Der Stadtverwaltung geht das offenbar zu schnell. Das Grundstück soll, wie künftig alle städtischen Grundstücke (siehe Seite 14) direkt in Erbpacht vergeben werden. Für die Trias-Stiftung wäre das aber keine Option. Für die Initiativen ginge es nur, wenn die Stadt Pachtverträge mit den Nutzern einzeln abschließen würde. Bislang will die Stadt die Grundstücke aber nur zusammen an einen Pächter vergeben. Die Initiativen lehnen Unterpachtverträge ab — zu aufwändig und als Sicherheit für Kredite kaum zu gebrauchen, heißt es.

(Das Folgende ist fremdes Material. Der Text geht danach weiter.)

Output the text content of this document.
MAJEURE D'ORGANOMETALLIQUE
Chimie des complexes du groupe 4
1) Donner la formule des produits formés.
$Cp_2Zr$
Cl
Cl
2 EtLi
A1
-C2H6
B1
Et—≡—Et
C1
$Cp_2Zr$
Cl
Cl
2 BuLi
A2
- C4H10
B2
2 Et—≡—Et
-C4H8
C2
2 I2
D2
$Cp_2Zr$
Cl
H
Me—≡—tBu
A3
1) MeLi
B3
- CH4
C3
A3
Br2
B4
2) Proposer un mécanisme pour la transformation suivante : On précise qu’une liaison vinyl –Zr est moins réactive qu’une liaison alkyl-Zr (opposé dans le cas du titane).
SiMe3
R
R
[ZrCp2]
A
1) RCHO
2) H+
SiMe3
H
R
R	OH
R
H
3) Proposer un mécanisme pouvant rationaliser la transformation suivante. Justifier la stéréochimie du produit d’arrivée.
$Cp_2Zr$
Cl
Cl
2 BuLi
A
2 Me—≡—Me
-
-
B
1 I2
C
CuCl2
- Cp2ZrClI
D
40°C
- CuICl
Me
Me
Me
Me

Der Vorsitzende des Liegenschaftsausschusses, Jörg Frank (Grüne), rät zu mehr Geduld. Alte Industrieareale gut zu entwickeln, sei »ansprchsvoll und ein jahrelanger Prozess«. Welches Konstrukt am besten geeignet sei, um gemeinwohlorientierten Projekten Grundstücke dauerhaft zur Verfügung zu stellen, bedürfe einer »gründlichen Abwägung«. Sein Ausschuss be­auftragte die Verwaltung im Juni ­einstimmig mit den nächsten Schritten: ein Gesprächsprozess soll starten, Nutzungen und mögliche Baufelder definiert, der Wert der Grundstücke ermittelt und anschließend eine Vergabestrategie entwickelt werden. Niklas Kienitz (CDU) begrüßt die bisherige Arbeit der Initiativen. »Die Verwaltung möchte gern einen Ansprechpartner«, erläutert Kienitz die Position der Stadt. Dazu müsse sich die Politik verhalten. Die SPD mahnt, an der kleinteiligen Struktur der Entwicklung unbedingt festzuhalten.

Wie das Grundstück vergeben wird, ist zwar noch nicht entschieden. Aber wenn die Stadt einzelne Baufelder definieren soll, ist nicht ausgeschlossen, dass sie die dann auch einzeln verpachtet. Victoria Blechman vom Kulturhof sagt, sie sei nach dem Beschluss »vorsichtig optimistisch«. Die Hoffnung, diesen Sommer mit einer Zwischennutzung zu starten, hat sie aber begraben.